Dear Editor:
At 7 am. this past Thursday, as I left Marineview to go to work, I encountered a long line of shivering people wrapped in blankets, sleeping bags on beach chairs or on the cold ground. I knew some of the faces from Hoboken and understood all too well why they were there. They are hoping for a home in a middle income building. Middle income being a household earning less than eighty thousand. These people were taking time from jobs, risking illness, losing sleep and enduring many hours of discomfort because there is nowhere else for working people to go in Hoboken at the present time.
Immediately across River Street, facing the back of Marineview and the line of people, construction workers were continuing the erection of a huge, ugly, block building, banging and yelling. There is supposedly an agreement that heavy work on this site is not supposed to begin until 8 a.m. Rules of consideration for others do not apply to rich developers who are major campaign contributors in this town. They are in a big hurry to put this monstrosity up for the profit it will bring! Households in this building will require about a half a million to pay for their view of the Hudson and the concrete towers across the river.

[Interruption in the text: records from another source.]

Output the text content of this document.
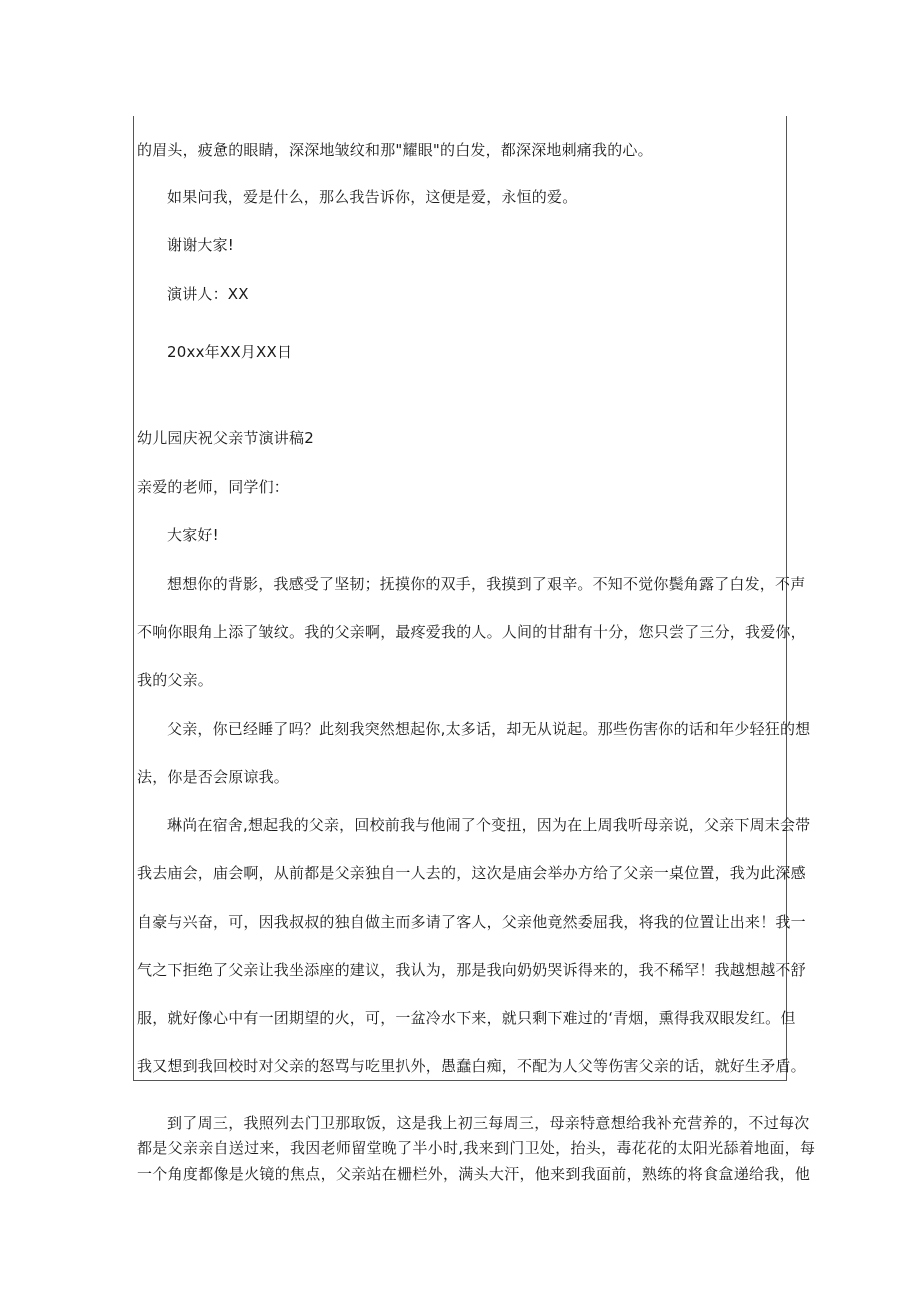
的眉头，疲惫的眼睛，深深地皱纹和那"耀眼"的白发，都深深地刺痛我的心。
如果问我，爱是什么，那么我告诉你，这便是爱，永恒的爱。
谢谢大家!
演讲人：XX
20xx年XX月XX日
幼儿园庆祝父亲节演讲稿2
亲爱的老师，同学们：
大家好!
想想你的背影，我感受了坚韧；抚摸你的双手，我摸到了艰辛。不知不觉你鬓角露了白发，不声
不响你眼角上添了皱纹。我的父亲啊，最疼爱我的人。人间的甘甜有十分，您只尝了三分，我爱你，
我的父亲。
父亲，你已经睡了吗？此刻我突然想起你,太多话，却无从说起。那些伤害你的话和年少轻狂的想
法，你是否会原谅我。
琳尚在宿舍,想起我的父亲，回校前我与他闹了个变扭，因为在上周我听母亲说，父亲下周末会带
我去庙会，庙会啊，从前都是父亲独自一人去的，这次是庙会举办方给了父亲一桌位置，我为此深感
自豪与兴奋，可，因我叔叔的独自做主而多请了客人，父亲他竟然委屈我，将我的位置让出来！我一
气之下拒绝了父亲让我坐添座的建议，我认为，那是我向奶奶哭诉得来的，我不稀罕！我越想越不舒
服，就好像心中有一团期望的火，可，一盆冷水下来，就只剩下难过的‘青烟，熏得我双眼发红。但
我又想到我回校时对父亲的怒骂与吃里扒外，愚蠢白痴，不配为人父等伤害父亲的话，就好生矛盾。
到了周三，我照列去门卫那取饭，这是我上初三每周三，母亲特意想给我补充营养的，不过每次
都是父亲亲自送过来，我因老师留堂晚了半小时,我来到门卫处，抬头，毒花花的太阳光舔着地面，每
一个角度都像是火镜的焦点，父亲站在栅栏外，满头大汗，他来到我面前，熟练的将食盒递给我，他
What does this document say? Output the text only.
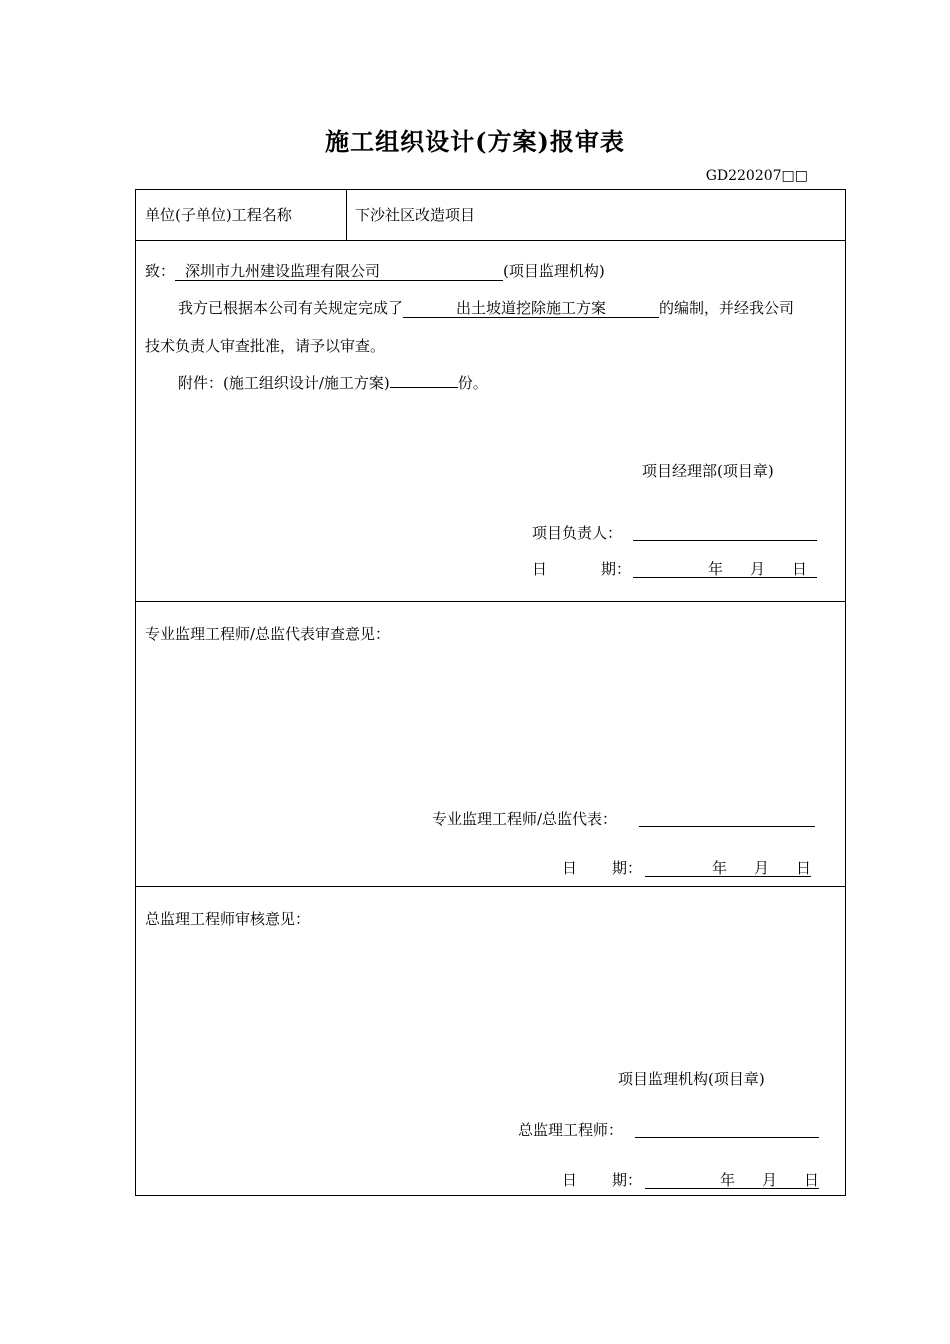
施工组织设计(方案)报审表
GD220207□□
单位(子单位)工程名称	下沙社区改造项目
致： 深圳市九州建设监理有限公司	(项目监理机构)
我方已根据本公司有关规定完成了	出土坡道挖除施工方案	的编制，并经我公司
技术负责人审查批准，请予以审查。
附件：(施工组织设计/施工方案)	份。
项目经理部(项目章)
项目负责人：
日	期：	年 月 日
专业监理工程师/总监代表审查意见：
专业监理工程师/总监代表：
日 期：	年 月 日
总监理工程师审核意见：
项目监理机构(项目章)
总监理工程师：
日 期：	年 月 日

This juxtaposition of the rich and people of modest means facing each other across the street reminded me of the evening news report claiming the split in the presidential race is primarily across class lines. There are exceptions to this, of course. I know a few well-to-do Democrats although I don’t know any poor Republicans.
It is sad and exasperating to see the middle ground of decent living standards and housing for hard working people being eroded in our home town and in the country at large. What we need is leadership that is courageous enough and not motivated by unmitigated greed to take this formidable issue on. Is there anybody out there?